I am shocked — SHOCKED to see Obama political appointees blaming their predecessors.
“We have a program. We have a budget. We have bipartisan support. We have a destination,” NASA Deputy Administrator Lori Garver said. “We are just putting finer points on the rocket design.”
But Garver and other administration officials are getting heat from some of the most famous astronauts on the planet, not to mention members of Congress and aerospace industry executives. Neil Armstrong, the first man on the moon, and someone never known to be a rabble-rouser, recently co-wrote with fellow Apollo astronauts Jim Lovell and Gene Cernan an op-ed in USA Today declaring that the space policy of the Obama administration is in “substantial disarray.” The astronauts protested the decision to kill the Constellation program, the George W. Bush-era plan for a new lunar mission with new rockets and spacecraft.
Here’s Bob Crippen, the pilot of the first shuttle mission, STS-1, back in 1981: “I’ve never seen NASA so screwed up as it is right now. . . . They don’t know where they’re going.”

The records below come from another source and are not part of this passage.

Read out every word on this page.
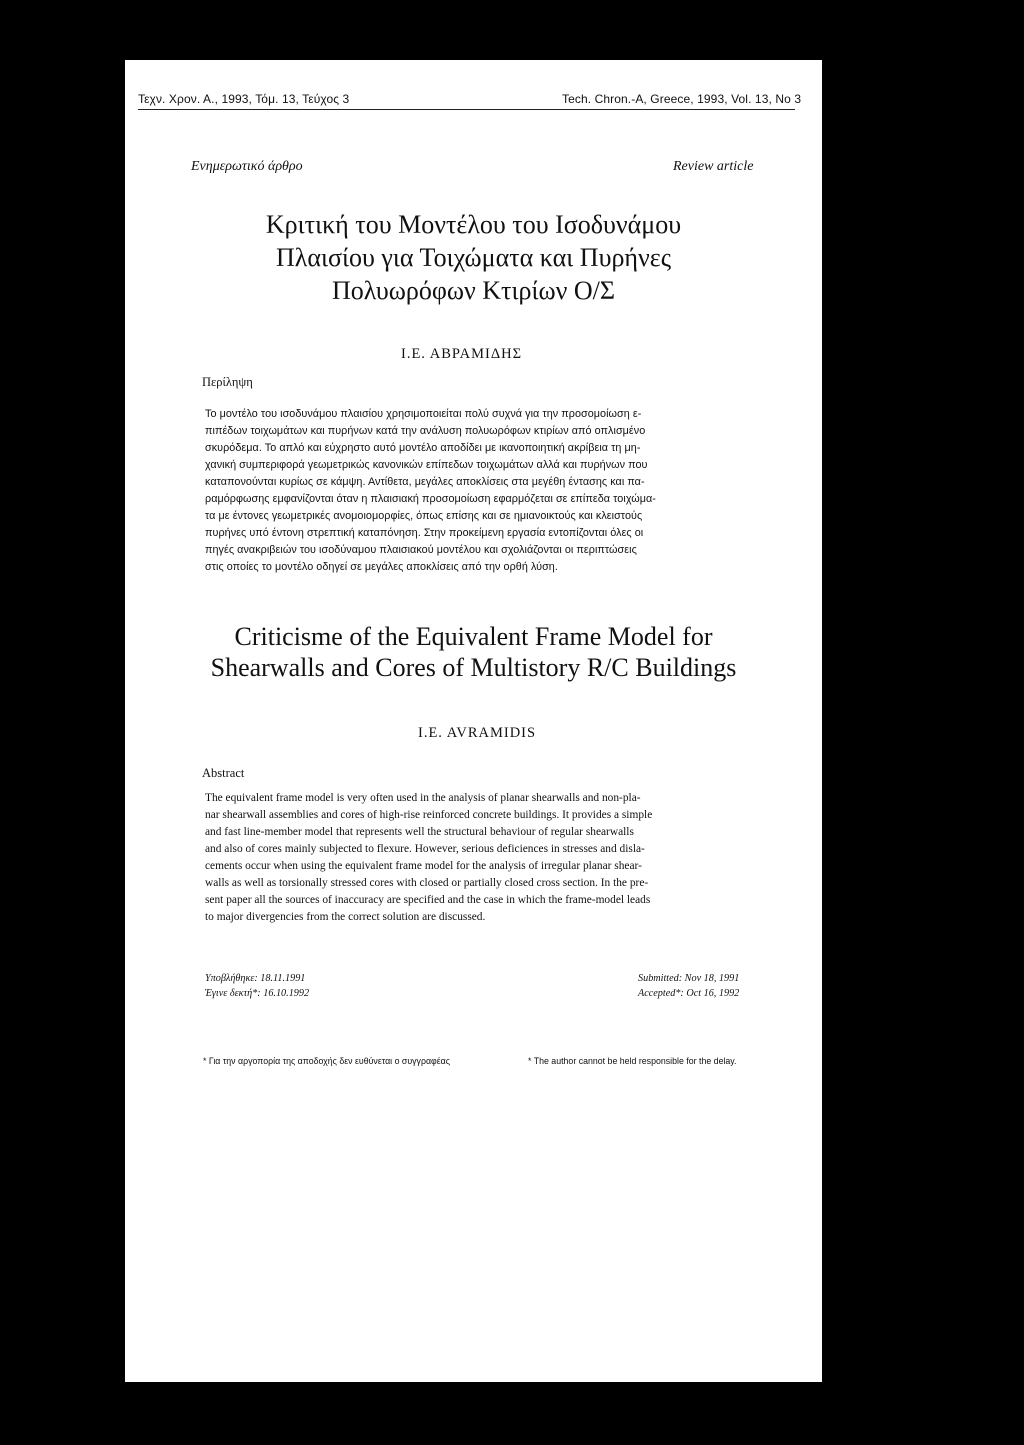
Τεχν. Χρον. Α., 1993, Τόμ. 13, Τεύχος 3	Tech. Chron.-A, Greece, 1993, Vol. 13, No 3
Ενημερωτικό άρθρο	Review article
Κριτική του Μοντέλου του Ισοδυνάμου
Πλαισίου για Τοιχώματα και Πυρήνες
Πολυωρόφων Κτιρίων Ο/Σ
Ι.Ε. ΑΒΡΑΜΙΔΗΣ
Περίληψη
Το μοντέλο του ισοδυνάμου πλαισίου χρησιμοποιείται πολύ συχνά για την προσομοίωση ε-
πιπέδων τοιχωμάτων και πυρήνων κατά την ανάλυση πολυωρόφων κτιρίων από οπλισμένο
σκυρόδεμα. Το απλό και εύχρηστο αυτό μοντέλο αποδίδει με ικανοποιητική ακρίβεια τη μη-
χανική συμπεριφορά γεωμετρικώς κανονικών επίπεδων τοιχωμάτων αλλά και πυρήνων που
καταπονούνται κυρίως σε κάμψη. Αντίθετα, μεγάλες αποκλίσεις στα μεγέθη έντασης και πα-
ραμόρφωσης εμφανίζονται όταν η πλαισιακή προσομοίωση εφαρμόζεται σε επίπεδα τοιχώμα-
τα με έντονες γεωμετρικές ανομοιομορφίες, όπως επίσης και σε ημιανοικτούς και κλειστούς
πυρήνες υπό έντονη στρεπτική καταπόνηση. Στην προκείμενη εργασία εντοπίζονται όλες οι
πηγές ανακριβειών του ισοδύναμου πλαισιακού μοντέλου και σχολιάζονται οι περιπτώσεις
στις οποίες το μοντέλο οδηγεί σε μεγάλες αποκλίσεις από την ορθή λύση.
Criticisme of the Equivalent Frame Model for
Shearwalls and Cores of Multistory R/C Buildings
I.E. AVRAMIDIS
Abstract
The equivalent frame model is very often used in the analysis of planar shearwalls and non-pla-
nar shearwall assemblies and cores of high-rise reinforced concrete buildings. It provides a simple
and fast line-member model that represents well the structural behaviour of regular shearwalls
and also of cores mainly subjected to flexure. However, serious deficiences in stresses and disla-
cements occur when using the equivalent frame model for the analysis of irregular planar shear-
walls as well as torsionally stressed cores with closed or partially closed cross section. In the pre-
sent paper all the sources of inaccuracy are specified and the case in which the frame-model leads
to major divergencies from the correct solution are discussed.
Υποβλήθηκε: 18.11.1991
Έγινε δεκτή*: 16.10.1992
Submitted: Nov 18, 1991
Accepted*: Oct 16, 1992
* Για την αργοπορία της αποδοχής δεν ευθύνεται ο συγγραφέας	* The author cannot be held responsible for the delay.
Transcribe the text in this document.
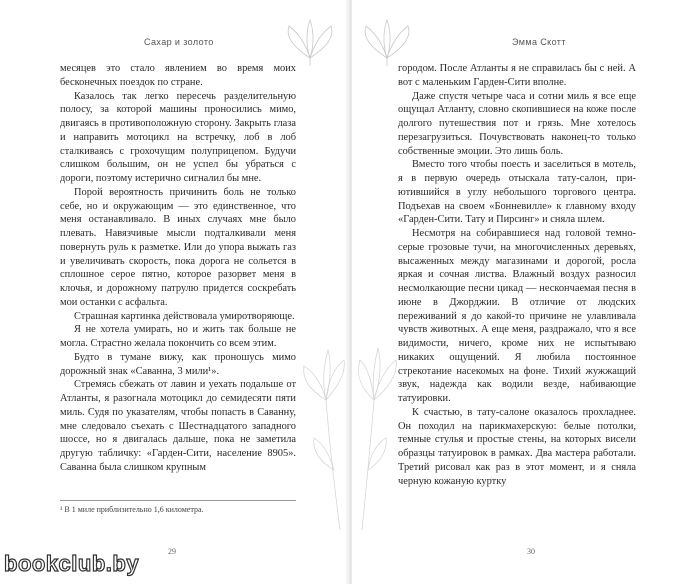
Сахар и золото

месяцев это стало явлением во время моих бесконечных поездок по стране.

Казалось так легко пересечь разделительную полосу, за которой машины проносились мимо, двигаясь в противоположную сторону. Закрыть глаза и направить мотоцикл на встречку, лоб в лоб сталкиваясь с грохочущим полуприцепом. Будучи слишком большим, он не успел бы убраться с дороги, поэтому истерично сигналил бы мне.

Порой вероятность причинить боль не только себе, но и окружающим — это единственное, что меня останавливало. В иных случаях мне было плевать. Навязчивые мысли подталкивали меня повернуть руль к разметке. Или до упора выжать газ и увеличивать скорость, пока дорога не сольется в сплошное серое пятно, которое разорвет меня в клочья, и дорожному патрулю придется соскребать мои останки с асфальта.

Страшная картинка действовала умиротворяюще.

Я не хотела умирать, но и жить так больше не могла. Страстно желала покончить со всем этим.

Будто в тумане вижу, как проношусь мимо дорожный знак «Саванна, 3 мили¹».

Стремясь сбежать от лавин и уехать подальше от Атланты, я разогнала мотоцикл до семидесяти пяти миль. Судя по указателям, чтобы попасть в Саванну, мне следовало съехать с Шестнадцатого западного шоссе, но я двигалась дальше, пока не заметила другую табличку: «Гарден-Сити, население 8905». Саванна была слишком крупным

¹ В 1 миле приблизительно 1,6 километра.
29
Эмма Скотт

городом. После Атланты я не справилась бы с ней. А вот с маленьким Гарден-Сити вполне.

Даже спустя четыре часа и сотни миль я все еще ощущал Атланту, словно скопившиеся на коже после долгого путешествия пот и грязь. Мне хотелось перезагрузиться. Почувствовать наконец-то только собственные эмоции. Это лишь боль.

Вместо того чтобы поесть и заселиться в мотель, я в первую очередь отыскала тату-салон, приютившийся в углу небольшого торгового центра. Подъехав на своем «Бонневилле» к главному входу «Гарден-Сити. Тату и Пирсинг» и сняла шлем.

Несмотря на собиравшиеся над головой темно-серые грозовые тучи, на многочисленных деревьях, высаженных между магазинами и дорогой, росла яркая и сочная листва. Влажный воздух разносил несмолкающие песни цикад — нескончаемая песня в июне в Джорджии. В отличие от людских переживаний я до какой-то причине не улавливала чувств животных. А еще меня, раздражало, что я все видимости, ничего, кроме них не испытываю никаких ощущений. Я любила постоянное стрекотание насекомых на фоне. Тихий жужжащий звук, надежда как водили везде, набивающие татуировки.

К счастью, в тату-салоне оказалось прохладнее. Он походил на парикмахерскую: белые потолки, темные стулья и простые стены, на которых висели образцы татуировок в рамках. Два мастера работали. Третий рисовал как раз в этот момент, и я сняла черную кожаную куртку

30
bookclub.by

Even one of NASA’s senior people here at the Kennedy Space Center, Mike Leinbach, the launch director who will supervise the final countdown and launch of Atlantis, has blasted his agency for the lack of direction.
“We’re all victims of poor policy out of Washington, D.C. — both at the NASA level and the executive branch of the government,” Leinbach said recently at a news conference here. He said he was “embarrassed” about the lack of guidance.
NASA Administrator Charles F. Bolden Jr. said that he respects Crippen and Leinbach but “could not disagree more” with their comments: “Our future is bright, and the U.S. will continue to be a world leader in space exploration for many years to come.”
Garver suggested that the agency’s critics fail to recognize the dire condition of the human spaceflight program when Obama took office.
Even if Bolden, the ambassador from NASA to the Muslim world’s ego, and his minions are correct about it all being Bush’s fault, that card is played out.